For consistency with the scope of this review, only oral GLP-1 receptor agonist formulations were considered eligible, while injectable GLP-1 receptor agonists were excluded from the formal evidence synthesis. Review articles, editorials, book chapters, meta-analyses, and case reports were excluded to preserve the objectivity of the synthesis, avoid data redundancy, and ensure the map reflects only primary empirical evidence.

3. Results

3.1. Selection of Studies

An automated literature search utilizing search queries across multiple electronic databases sorted out a total of 997 articles. We assessed eligibility by checking titles and abstracts, excluding 906 articles according to the criteria: 10 duplicates; 184 non-original articles; 228 papers not related to OHAs, such as those focusing on insulin, herbs or traditional medicines; 483 articles irrelevant to T1DM; and 1 article not written in English. The full texts were retrieved for the remaining 91 articles and were classified into two themes: 33 papers regarding mitochondrial dysfunction in T1DM (theme 1) and 58 papers regarding the roles of OHAs in T1DM-related mitochondrial dysfunction (theme 2). Upon reviewing the full-text articles, we removed papers irrelevant to mitochondrial function, such as those investigating mitochondrial morphology or mitochondrial genomics, etc. At this step, 13 papers were excluded from theme 1 and 54 papers from theme 2, as illustrated in Figure 1. Ultimately, 24 relevant papers published between 1986 and 2025 were included. Among them, 21 papers [9,10,11,12,13,14,15,16,17,18,19,20,21,22,23,24,25,26,27,28] addressed mitochondrial dysfunction in T1DM, and 4 papers [29,30,31,32] investigated the role of OHAs in mitochondrial dysfunction in T1DM. To note, we identified T1DM animal studies based on the description of the experimental methodology regarding a streptozotocin-induced diabetic animal model [32]. The searches of clinical trial registries did not identify any additional eligible studies. A summary of the overall selection process is presented in a PRISMA flowchart (Figure 1).

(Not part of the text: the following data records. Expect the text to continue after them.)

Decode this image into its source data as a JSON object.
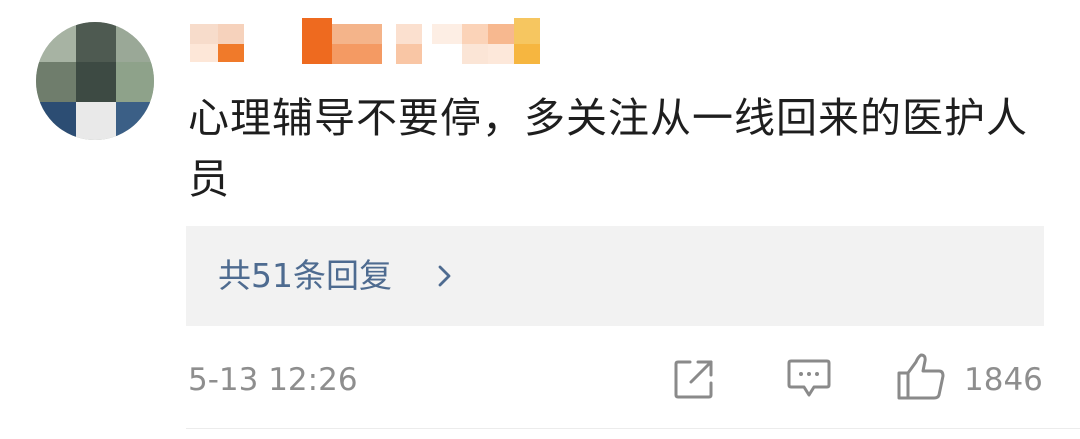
{
  "comment": {
    "text": "心理辅导不要停，多关注从一线回来的医护人员",
    "replies_link": "共51条回复",
    "timestamp": "5-13 12:26",
    "like_count": "1846"
  },
  "icons": {
    "replies": "chevron-right-icon",
    "share": "share-icon",
    "comment": "comment-icon",
    "like": "thumbs-up-icon"
  },
  "colors": {
    "link": "#4e6b90",
    "reply_bg": "#f2f2f2",
    "meta": "#8e8e8e",
    "text": "#1e1e1e"
  }
}
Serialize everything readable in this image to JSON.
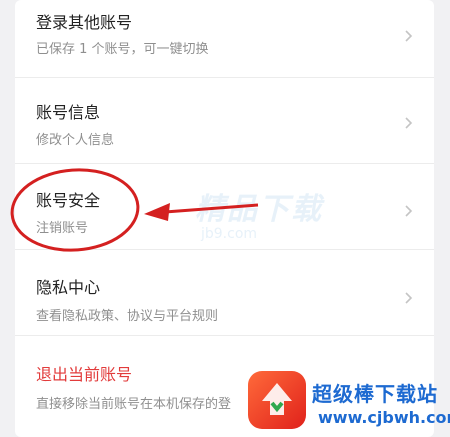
{
  "settings": {
    "items": [
      {
        "title": "登录其他账号",
        "subtitle": "已保存 1 个账号，可一键切换"
      },
      {
        "title": "账号信息",
        "subtitle": "修改个人信息"
      },
      {
        "title": "账号安全",
        "subtitle": "注销账号"
      },
      {
        "title": "隐私中心",
        "subtitle": "查看隐私政策、协议与平台规则"
      },
      {
        "title": "退出当前账号",
        "subtitle": "直接移除当前账号在本机保存的登"
      }
    ]
  },
  "watermark": {
    "text": "精品下载",
    "url": "jb9.com"
  },
  "site_badge": {
    "text": "超级棒下载站",
    "url": "www.cjbwh.com"
  },
  "colors": {
    "danger": "#e23b3b",
    "annotation": "#d42020",
    "badge_blue": "#1d6ad1"
  },
  "icons": {
    "chevron": "chevron-right-icon"
  }
}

3.2. Study Characteristics

Twenty studies [14,15,16,17,18,19,20,21,22,23,24,25,26,27,28,29,30,31,32,33] that addressed mitochondrial dysfunction in T1DM are summarized in Table 1. Fourteen studies [14,15,17,20,21,23,25,26,27,28,29,30,31,33] primarily involved in vivo animal studies. Among these, most used STZ-induced diabetic models, including mice [14,27,32,33], rats [15,17,20,21,26,29,30,31], and one canine model [28], while one study used non-obese diabetic (NOD) mice, which spontaneously develop autoimmune β-cell destruction resembling T1DM [25]. Four studies involved human T1DM samples [16,18,19,24], including peripheral blood mononuclear cell analysis, observational cross-sectional studies, and transcriptomic or in silico analyses. Two studies [22,23] used in vitro insulin-producing cell or isolated islet models to investigate cytokine-induced mitochondrial stress and β-cell injury. One study [32] combined in vivo and in vitro approaches to explore mitochondrial complex I inhibition and β-cell apoptosis.
Table 1. Summary of studies characterizing mitochondrial dysfunction in T1DM.
Due to the paucity of literature specifically addressing the roles of OHAs in T1DM-related mitochondrial dysfunction, only four preclinical studies [34,35,36,37] were identified, as summarized in Table 2. Among these, two classes of OHAs were investigated: biguanides (metformin) in two studies [34,36] and SGLT2 inhibitors (empagliflozin) in the other two studies [35,37].
Table 2. A summary of studies investigating the role of OHAs in T1DM-related mitochondrial dysfunction.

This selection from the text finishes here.